Special effects man Willis O’Brien, the creative force behind The Lost World, had made the earlier dinosaur shorts The Dinosaur and the Missing Link: A Prehistoric Tragedy (1915) and The Ghost of Slumber Mountain (1918), but The Lost World was the dinosaur’s first full-length feature film – indeed, it was the first usage of stop-motion animation in a full-length feature film.

It is difficult to estimate the effect the film must have had in its time. Genre history never devotes a great deal of time to The Lost World today. One suspects that the film must have been a marvel to audiences of its day for its production of something that had never been seen on the screen before. There is a story about Arthur Conan Doyle showing some of the dinosaur footage to an audience and telling them they were seeing real live dinosaurs and receiving an amazed response.
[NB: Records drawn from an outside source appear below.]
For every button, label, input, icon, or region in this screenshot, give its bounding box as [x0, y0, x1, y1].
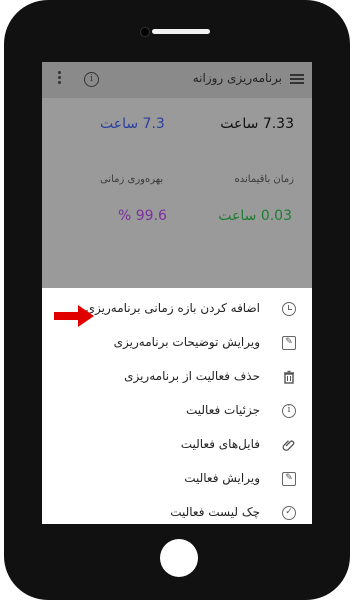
edit-icon: ✎ [282, 336, 296, 350]
menu-item-edit-activity[interactable]: ✎ ویرایش فعالیت [42, 462, 312, 496]
remaining-time-label: زمان باقیمانده [234, 174, 294, 185]
remaining-time-value: 0.03 ساعت [218, 208, 292, 224]
total-time-value: 7.33 ساعت [220, 116, 294, 132]
menu-item-activity-details[interactable]: i جزئیات فعالیت [42, 394, 312, 428]
menu-item-label: چک لیست فعالیت [170, 505, 260, 519]
home-button[interactable] [160, 539, 198, 577]
productivity-value: 99.6 % [118, 208, 167, 224]
menu-item-label: حذف فعالیت از برنامه‌ریزی [124, 369, 260, 383]
red-arrow-pointer-icon [54, 305, 94, 327]
summary-panel: 7.33 ساعت 7.3 ساعت زمان باقیمانده بهره‌و… [42, 98, 312, 288]
trash-icon [282, 370, 296, 384]
paperclip-icon [282, 438, 296, 452]
screen: برنامه‌ریزی روزانه i 7.33 ساعت 7.3 ساعت … [42, 62, 312, 524]
menu-item-activity-checklist[interactable]: ✓ چک لیست فعالیت [42, 496, 312, 524]
clock-icon [282, 302, 296, 316]
speaker-grille [152, 29, 210, 34]
menu-item-label: جزئیات فعالیت [185, 403, 260, 417]
menu-item-label: ویرایش توضیحات برنامه‌ریزی [113, 335, 260, 349]
more-options-icon[interactable] [58, 71, 61, 86]
planned-time-value: 7.3 ساعت [100, 116, 165, 132]
menu-item-remove-activity[interactable]: حذف فعالیت از برنامه‌ریزی [42, 360, 312, 394]
hamburger-menu-icon[interactable] [290, 72, 304, 86]
menu-item-activity-files[interactable]: فایل‌های فعالیت [42, 428, 312, 462]
menu-item-edit-description[interactable]: ✎ ویرایش توضیحات برنامه‌ریزی [42, 326, 312, 360]
productivity-label: بهره‌وری زمانی [100, 174, 164, 185]
menu-item-label: ویرایش فعالیت [184, 471, 260, 485]
edit-icon: ✎ [282, 472, 296, 486]
info-icon[interactable]: i [84, 72, 99, 87]
info-icon: i [282, 404, 296, 418]
app-bar: برنامه‌ریزی روزانه i [42, 62, 312, 98]
app-title: برنامه‌ریزی روزانه [192, 71, 282, 85]
camera-icon [140, 27, 150, 37]
check-circle-icon: ✓ [282, 506, 296, 520]
menu-item-label: فایل‌های فعالیت [180, 437, 260, 451]
menu-item-label: اضافه کردن بازه زمانی برنامه‌ریزی [85, 301, 260, 315]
Professor Challenger (Wallace Beery) meets a brontosaurus in The Lost World (1925)
Professor Challenger (Wallace Beery) meets a brontosaurus

The film spends time in solid build-up. Director Harry O. Hoyt chooses his shots for dramatic dynamism and the opening builds the setting very well. However, what everyone is waiting for are the dinosaurs. The first appearance of the grazing stop-motion animated brontosaurus and the customary detail Willis O’Brien puts into it – seeing it breathe, its slow movement – is excellent. It contains the same sense of wonder that the first appearances of the dinosaurs do in Jurassic Park, albeit with greater technical sophistication on the part of the latter.

Many of the other dinosaur shots reveal a crudity today, the lack of fine detail in the models being particularly evident in closeups. Nevertheless, there are some excellently staged pieces throughout – the fight between the allosaurus and the brontosaurus on the edge of a cliff; a great widescreen shot with the brontosaurs fleeing as the volcano erupts; and the struggle of the brontosaurus trapped in the mud.

The film is surprisingly short – it is only an hour long (there are other prints in existence with running times of up to 90 minutes, although the footage from the original ruuning time of 106 minutes is considered lost). The essence of the story still manages to be packed in during that time – the film never wastes any time detailing the trip to the plateau as you would get in a modern film, and the hints that Paula’s father might still be alive are left undeveloped. Wallace Beery gives a great bullish, brooding, domineering performance as Professor Challenger – he is everything that one imagines the character of Challenger should be. The incredibly young seeming Bessie Love, who is for some reason top billed, plays with the 1920s version of angelic innocence.

Bessie Love menaced by a tyrannosaurs in The Lost World (1925)
Bessie Love menaced by a tyrannosaurs

The plot was rehashed in many respects in Willis O’Brien’s King Kong, which was the pinnacle of this lost world genre. Both films feature explorers venturing into a primeval lost world, encountering prehistoric beasts and returning to civilisation with one of the lost world’s greatest creatures, which then gets loose in a major city, causing chaos, before being brought down and revealing mankind’s hubris. (In the book, Professor Challenger merely returned with a pterodactyl egg that hatched and flew about the lecture theatre; the film expands this in scale allowing Challenger to return with a brontosaurus. which then gets loose in the streets of London). The major twist that Willis O’Brien placed on the prehistoric animal in King Kong was the investiture of the animal with a personality and, of course, its strange relationship with the leading lady. The difference of course turned one film into a cinematic classic while it leaves the other merely as an historic curiosity piece.

The Conan Doyle story was later remade as the terrible Irwin Allen production The Lost World (1960); a cheaply made Canadian film The Lost World (1992); a duo of dreary tv movies The Lost World (1993) and Return to the Lost World (1993); a tv movie The Lost World (1998); an Australian-made tv series The Lost World (1999-2000); and then a tv mini-series The Lost World (2001), as well as King of the Lost World (2005), an Asylum mockbuster released at the same time as the remake of King Kong (2005).